Bhaskar Kr Chatterjee
Indian Institute of Technology, Delhi, India
Posters & Accepted Abstracts: J Cancer Sci Ther
This work entails the characterization of how inhibitors work against the various properties of Hsp90, a eukaryotic chaperone. For decades, drugs have been designed against this molecule, as it has over 200 client proteins that include kinases and steroidhormone receptors. Many of them have been implicated in several types of cancer, in their mutated versions. Proper folding enables mutant proteins to become functional and develop cancer in tissues. Inhibiting one or more chaperone functions will reduce amount of functional mutants. This work studies in detail how commercially used (geldanamycin and novobiocin) as well as novel inhibitors (KU compounds) affect the chaperone properties of Hsp90 viz., ATPase activity and prevention of aggregation of denatured substrates. It also investigates the effect of these inhibitors in the refolding of luciferase (model substrate) inside HeLa cells, which are given heat shock to denature luciferase. It also tries to correlate the in vitro data by using in silico models of Hsp90 bound to these inhibitors, and exploring the global and local changes that occur in MD simulations. Most importantly, it explores if two different classes of inhibitors (for example, geldanamycin & novobiocin) can act synergistically, to enhance inhibition, as compared to the inhibition of an individual drug. This can be thought of as a lab scale project to aim for a novel drug therapy for cancer treatment, as results are indicating synergistic mode of action in some of the in vitro assays.

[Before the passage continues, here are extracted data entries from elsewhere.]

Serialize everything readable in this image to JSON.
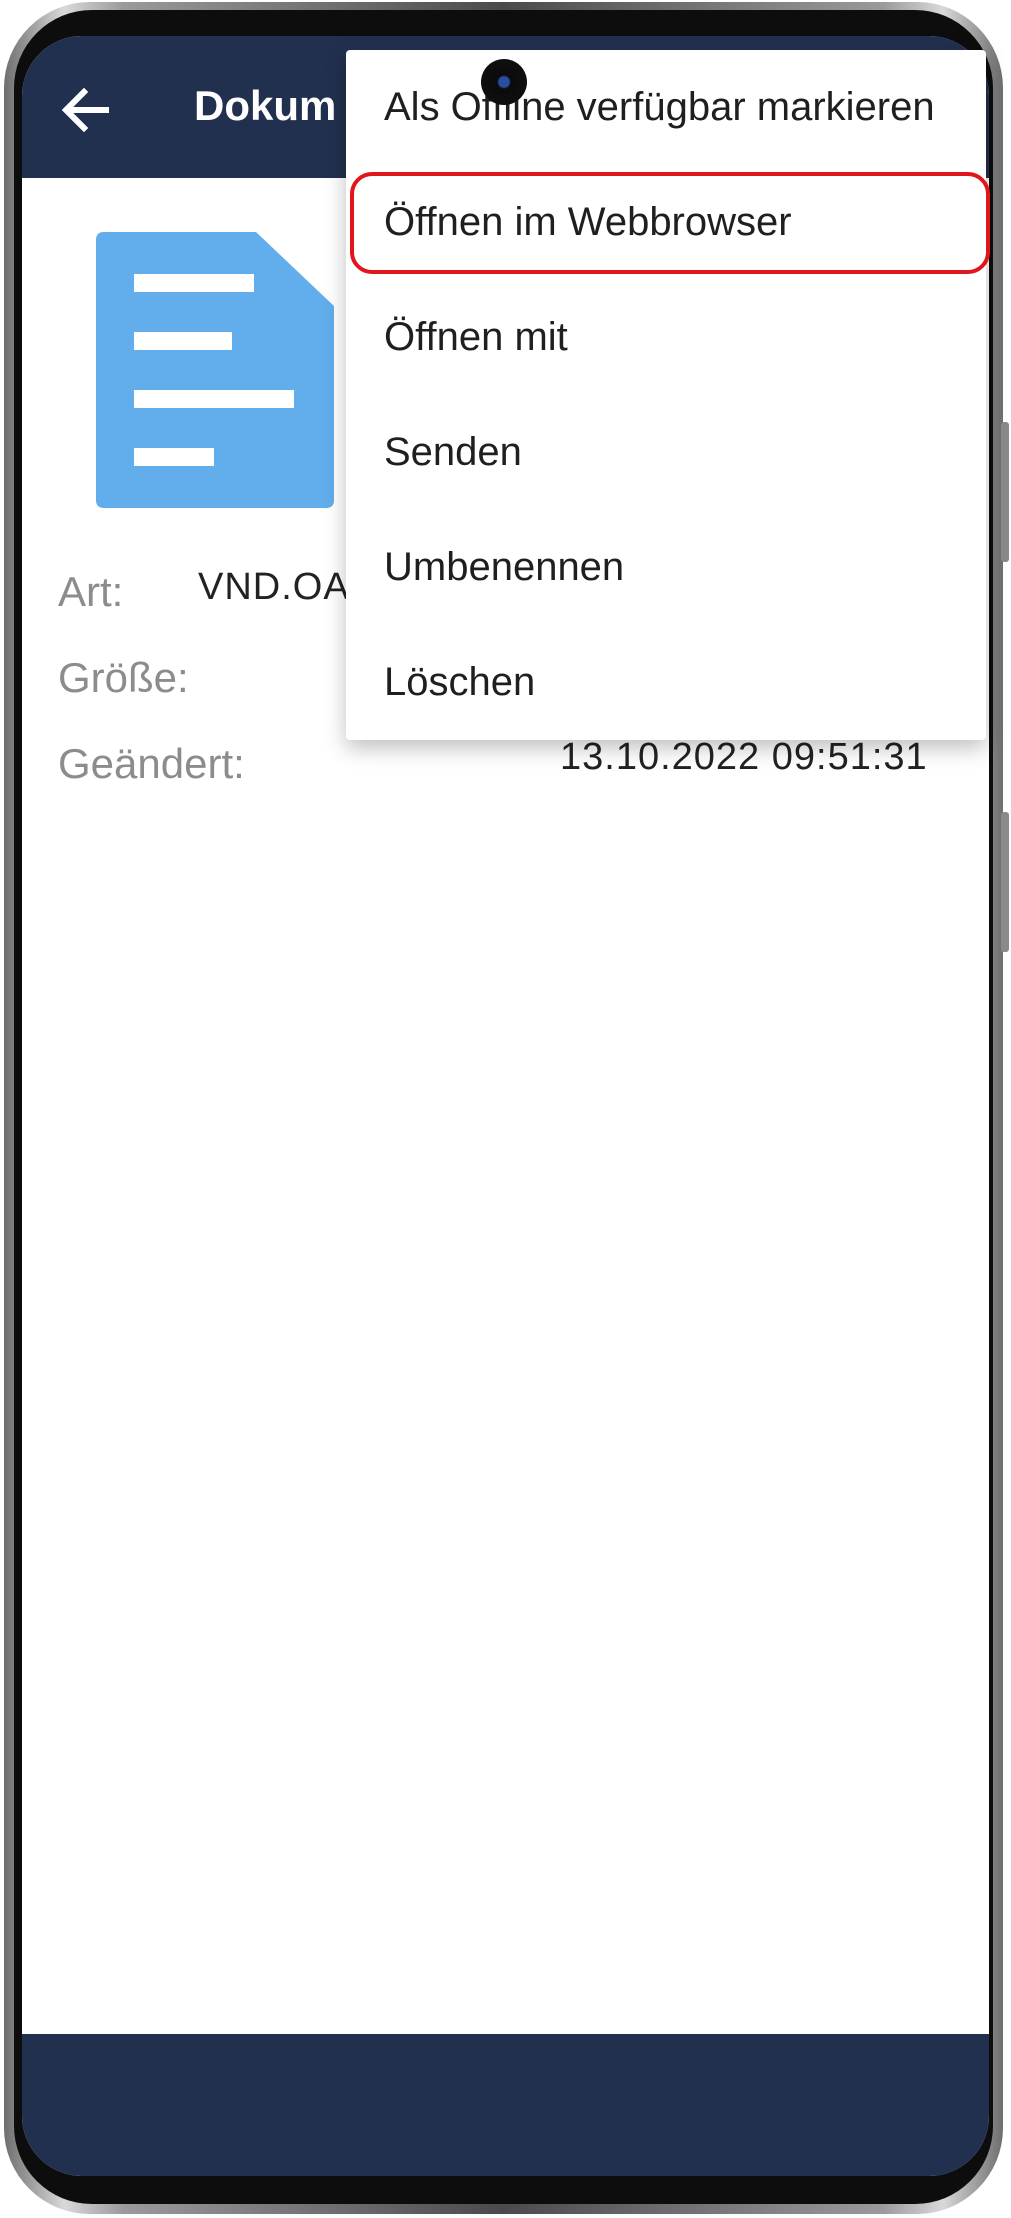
{
  "appbar": {
    "title": "Dokum"
  },
  "details": {
    "type_label": "Art:",
    "type_value": "VND.OA",
    "size_label": "Größe:",
    "modified_label": "Geändert:",
    "modified_value": "13.10.2022 09:51:31"
  },
  "menu": {
    "items": [
      {
        "label": "Als Offline verfügbar markieren"
      },
      {
        "label": "Öffnen im Webbrowser"
      },
      {
        "label": "Öffnen mit"
      },
      {
        "label": "Senden"
      },
      {
        "label": "Umbenennen"
      },
      {
        "label": "Löschen"
      }
    ]
  },
  "colors": {
    "appbar": "#22304f",
    "document_icon": "#62adec",
    "highlight": "#e0161d"
  },
  "icons": {
    "back": "arrow-left-icon",
    "document": "document-icon"
  }
}
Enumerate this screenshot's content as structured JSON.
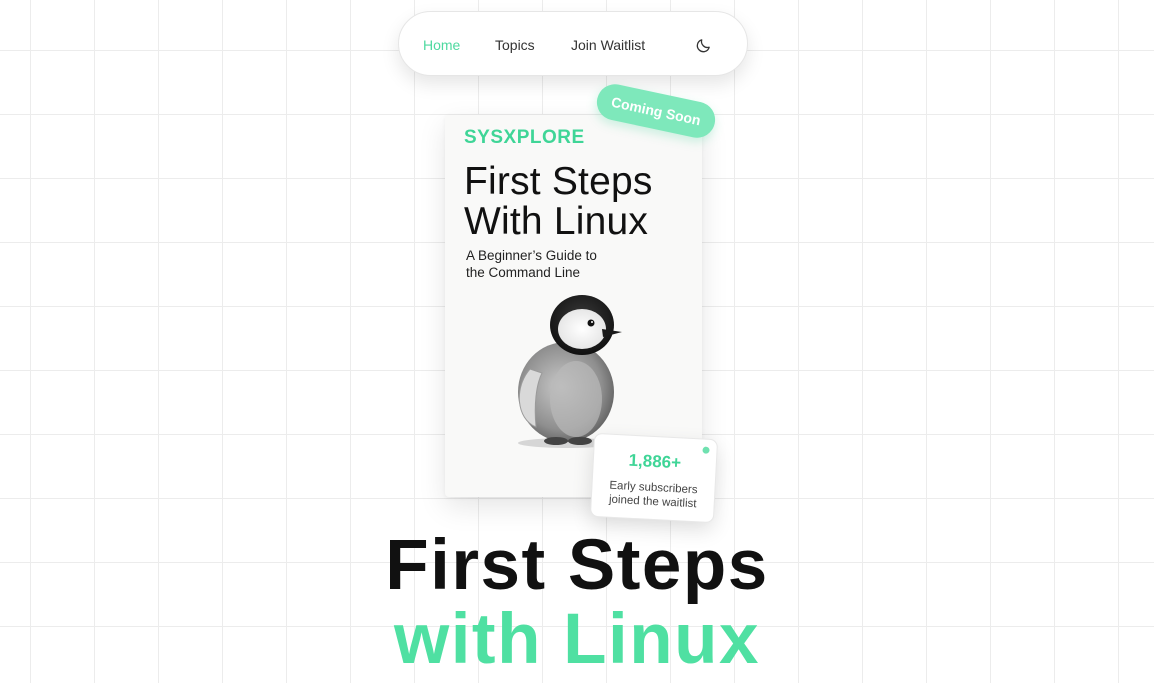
{
  "nav": {
    "links": [
      {
        "label": "Home",
        "active": true
      },
      {
        "label": "Topics",
        "active": false
      },
      {
        "label": "Join Waitlist",
        "active": false
      }
    ],
    "theme_toggle_icon": "moon-icon"
  },
  "book": {
    "brand": "SYSXPLORE",
    "title_lines": [
      "First Steps",
      "With Linux"
    ],
    "subtitle_lines": [
      "A Beginner’s Guide to",
      "the Command Line"
    ],
    "illustration": "penguin-illustration"
  },
  "badge": {
    "label": "Coming Soon"
  },
  "subscribers": {
    "count": "1,886+",
    "text_lines": [
      "Early subscribers",
      "joined the waitlist"
    ]
  },
  "hero": {
    "line1": "First Steps",
    "line2": "with Linux"
  },
  "colors": {
    "accent": "#4fe0a2",
    "brand": "#3fd597",
    "badge": "#7ee8bb",
    "text": "#111111",
    "grid": "#ececec"
  }
}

Bhaskar Kr Chatterjee is currently pursuing PhD from IIT-Delhi. He is a fifth year student, working on mechanistic action of Hsp90 inhibitors both in vitro and in cancer cell lines. He is also involved in in silico studies to correlate his in vitro work, in collaboration with Super-Computing Facility, IIT-D. He aims to carry out animal model studies to actually understand whether synergistic mode of action is helpful in partially/fully abrogating cancerous lesions, with minimal side-effects.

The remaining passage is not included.